En un comunicado, las organizaciones sociales han señalado que las prácticas de "extorsión" se han intensificado en las últimas semanas. Según explican, la propiedad habría contratado a una empresa de desokupación para presionar a las tres inquilinas que aún mantienen contratos en vigor, así como a los usuarios de locales destinados a actividades culturales y artesanas.

El colectivo sostiene que el objetivo final de estas maniobras es dejar el edificio vacío para facilitar la venta a la empresa Arenas de la Bellida S.L. Esta última, según el sindicato, proyecta la construcción de un complejo hotelero y pisos de lujo, siguiendo un modelo de "explotación turística" similar al ocurrido anteriormente en los antiguos corralones del pasaje Mallol.

Episodios de violencia y sabotaje

El sindicato detalla una serie de incidentes graves que habrían comenzado el pasado verano.

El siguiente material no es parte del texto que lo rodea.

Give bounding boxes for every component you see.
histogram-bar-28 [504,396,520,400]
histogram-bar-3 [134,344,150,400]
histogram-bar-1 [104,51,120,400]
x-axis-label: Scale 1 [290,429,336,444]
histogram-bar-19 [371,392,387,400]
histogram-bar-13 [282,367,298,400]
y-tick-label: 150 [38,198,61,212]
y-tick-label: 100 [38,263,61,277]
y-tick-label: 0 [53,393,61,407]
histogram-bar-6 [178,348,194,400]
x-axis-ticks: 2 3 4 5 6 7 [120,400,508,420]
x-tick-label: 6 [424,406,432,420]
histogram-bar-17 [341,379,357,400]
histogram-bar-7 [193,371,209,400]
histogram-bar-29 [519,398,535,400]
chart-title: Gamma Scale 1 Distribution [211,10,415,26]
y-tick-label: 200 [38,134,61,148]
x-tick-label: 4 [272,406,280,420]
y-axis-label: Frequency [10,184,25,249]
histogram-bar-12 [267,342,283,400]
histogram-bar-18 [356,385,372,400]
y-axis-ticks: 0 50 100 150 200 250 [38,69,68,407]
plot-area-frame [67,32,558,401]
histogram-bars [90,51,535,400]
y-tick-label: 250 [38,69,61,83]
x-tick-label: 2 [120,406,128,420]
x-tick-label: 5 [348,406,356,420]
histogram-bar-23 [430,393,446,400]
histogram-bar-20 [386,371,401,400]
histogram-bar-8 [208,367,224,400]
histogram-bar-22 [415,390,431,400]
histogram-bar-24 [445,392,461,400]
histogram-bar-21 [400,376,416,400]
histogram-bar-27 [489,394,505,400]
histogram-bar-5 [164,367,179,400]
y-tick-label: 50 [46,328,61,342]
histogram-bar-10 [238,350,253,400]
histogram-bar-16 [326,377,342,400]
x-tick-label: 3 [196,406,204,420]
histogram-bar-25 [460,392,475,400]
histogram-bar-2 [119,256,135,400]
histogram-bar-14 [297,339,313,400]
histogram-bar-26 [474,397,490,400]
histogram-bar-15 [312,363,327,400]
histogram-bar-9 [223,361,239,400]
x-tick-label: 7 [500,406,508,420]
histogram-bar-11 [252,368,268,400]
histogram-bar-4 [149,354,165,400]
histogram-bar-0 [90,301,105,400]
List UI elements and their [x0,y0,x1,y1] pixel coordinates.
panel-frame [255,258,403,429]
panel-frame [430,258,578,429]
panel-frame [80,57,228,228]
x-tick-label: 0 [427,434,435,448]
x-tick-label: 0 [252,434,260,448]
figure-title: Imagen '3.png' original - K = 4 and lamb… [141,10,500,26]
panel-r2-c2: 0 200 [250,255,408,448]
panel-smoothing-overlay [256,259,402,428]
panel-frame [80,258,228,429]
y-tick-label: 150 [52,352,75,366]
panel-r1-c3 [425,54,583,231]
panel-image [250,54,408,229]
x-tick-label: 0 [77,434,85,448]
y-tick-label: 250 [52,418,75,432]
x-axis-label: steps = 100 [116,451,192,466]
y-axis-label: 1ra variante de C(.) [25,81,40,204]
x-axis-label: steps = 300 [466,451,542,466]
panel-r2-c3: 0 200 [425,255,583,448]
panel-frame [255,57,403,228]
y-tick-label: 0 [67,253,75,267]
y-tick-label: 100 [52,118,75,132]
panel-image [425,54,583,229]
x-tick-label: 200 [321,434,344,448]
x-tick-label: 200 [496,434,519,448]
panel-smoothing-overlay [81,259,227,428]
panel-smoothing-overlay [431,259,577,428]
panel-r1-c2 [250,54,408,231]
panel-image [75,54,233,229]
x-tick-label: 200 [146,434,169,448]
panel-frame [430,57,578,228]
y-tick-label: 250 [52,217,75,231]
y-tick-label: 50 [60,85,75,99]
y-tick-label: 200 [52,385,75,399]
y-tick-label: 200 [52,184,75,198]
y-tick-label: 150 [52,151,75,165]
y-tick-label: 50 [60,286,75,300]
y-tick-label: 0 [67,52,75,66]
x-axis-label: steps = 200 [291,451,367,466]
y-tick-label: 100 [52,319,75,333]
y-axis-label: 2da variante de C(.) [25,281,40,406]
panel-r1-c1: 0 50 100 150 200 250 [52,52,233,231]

Entre ellos, destacan la devolución de los pagos de las rentas para forzar el impago -lo que ha obligado a las inquilinas a consignar el dinero en los juzgados- y el cambio de las cerraduras de los portones de acceso sin facilitar copia a los arrendadores.

El punto de mayor tensión se habría producido el pasado 19 de marzo, cuando la empresa de desokupación presuntamente impidió el acceso a las residentes a sus viviendas mediante "insultos y vejaciones", requiriendo la intervención de la Policía Nacional para que las inquilinas pudieran entrar en el edificio.

Asimismo, denuncian que en los últimos días se han realizado grafitis en el edificio señalando con nombre y apellidos a las residentes como "okupas", además de actos de sabotaje como el sellado de cerraduras con silicona, el soldado de puertas para inutilizarlas e incluso la realización de necesidades fisiológicas en las zonas comunes

La plataforma ha recordado que estos corralones representan uno de los últimos espacios de talleres industriales y artesanía local de Sevilla. Según datos de la Universidad de Sevilla citados por la organización, el número de artesanos en este espacio ha pasado de 32 en el año 2006 a prácticamente desaparecer en la actualidad debido a la estrategia de no renovación de contratos.

"En un contexto de indignación sobre la exportación de arte sacro de otros países, cabe preguntarse cómo se apoya a la artesanía local si se expulsa a los artesanos de sus espacios de trabajo", lamentan desde el sindicato, señalando que actualmente la propiedad explota un aparcamiento rotatorio en el patio donde antes se ubicaban los talleres.

Ante esta situación, el Sindicato de Inquilinas y 'Salvemos los Corralones' han hecho un llamamiento urgente al Ayuntamiento de Sevilla y a la Junta de Andalucía para que se impliquen en la defensa de los derechos de los arrendadores y de los artesanos locales. Exigen la recuperación de este espacio por su valor cultural y el fin de la "extorsión" por parte de las empresas involucradas en la operación inmobiliaria.